Behind-the-scenes, there may be data and marketing tools that could be developed to help labels, distributors, artists and managers which could be monetised to an extent. Though that too would likely result in some loud criticism within the music community. Not that things like that ever bothered the traditional retailers.

Direct-to-fan e-commerce
Spotify, and its rivals, have dabbled with allowing artists and their business partners to sell products beyond the music via their platforms, principally tickets and merchandise. To date most streaming services have offered this functionality for free, partly in a bid to placate those acts who moan about the royalties they receive.

That has often meant that these extra upsell functions within the streaming services have been somewhat lacklustre and in many cases hidden. But what if Spotify pushed these extra functions to the fore and then monetised them? It doesn’t make sense for Spotify to try to launch itself into ticketing or merchandise full-on, but it could start taking a small commission on any transactions on its platform.

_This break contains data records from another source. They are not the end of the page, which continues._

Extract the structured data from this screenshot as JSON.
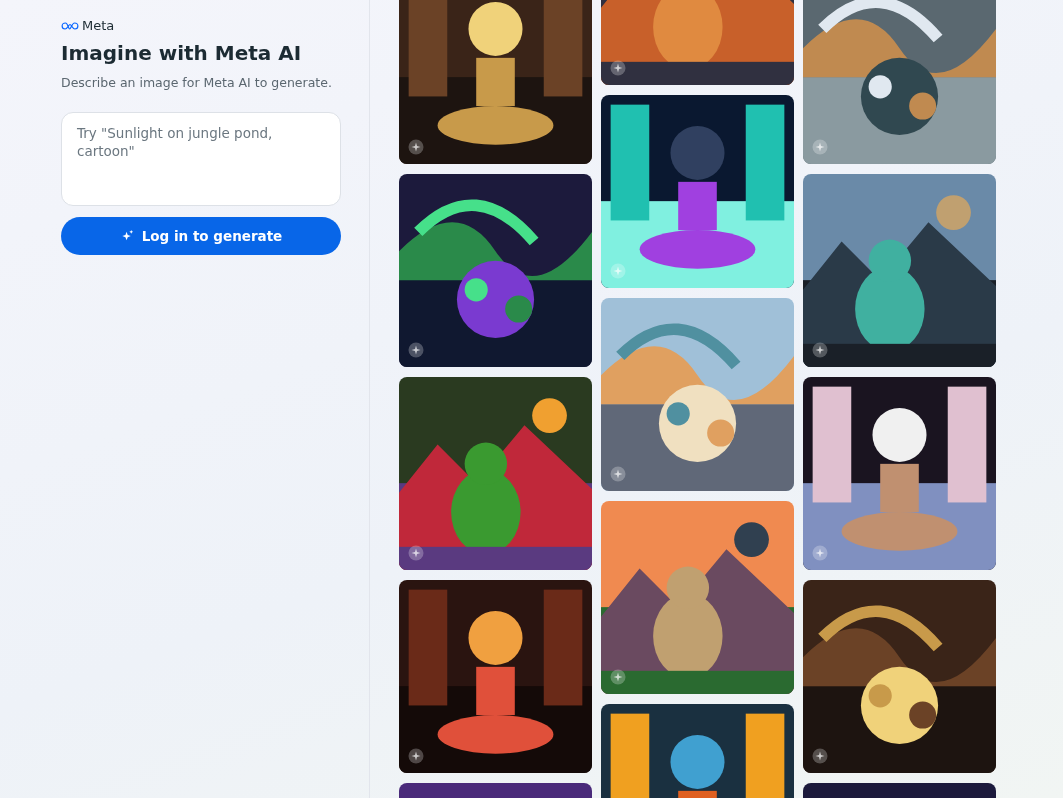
{
  "brand": {
    "name": "Meta"
  },
  "title": "Imagine with Meta AI",
  "subtitle": "Describe an image for Meta AI to generate.",
  "prompt": {
    "placeholder": "Try \"Sunlight on jungle pond, cartoon\""
  },
  "login_button": {
    "label": "Log in to generate"
  }
}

True, those commissions would likely be tiny, meaning that for this to be a major new revenue stream Spotify would need there to be a very large number of transactions occurring across its platform each month. Though, with ticketing in particular, the total number of transactions could become significant.

Opinion is very much divided on the potential of Spotify et al becoming direct-to-fan e-commerce platforms. Increased activity in this domain would be popular among the music community though. It will be interesting to see how this side of the Spotify product continues to evolve, and whether the company will seek to monetise its e-commerce services down the line.

B2B streaming services
Finally, an area where some start-ups and Spotify itself have already dabbled, and where there is potentially a significant extra revenue stream. The provision of Spotify accounts for business users, possibly with the required public performance licences bundled in.

An increasing number of businesses are using streaming services to power the music they play in public spaces, whether shops, bars, cafes, gyms, offices or whatever. The terms and conditions of a standard Spotify subscription don’t actually allow such usage, which is where a Spotify For Business licence comes in.

There is potentially a huge market here to be tapped by a company like Spotify. This would partly require some enforcement against those companies currently using personal Spotify accounts in a business setting. But it also requires making a B2B version of Spotify really attractive to use. Bundling in the public performance licences businesses are required to get from collecting societies like PPL and PRS would also make such a product more compelling.

Growing this side of the Spotify business would require much less investment and risk, and could be incredibly lucrative relatively quickly. To that end it’s a lesser talked part of the streaming business that it would be worth the music industry itself better understanding and ultimately embracing.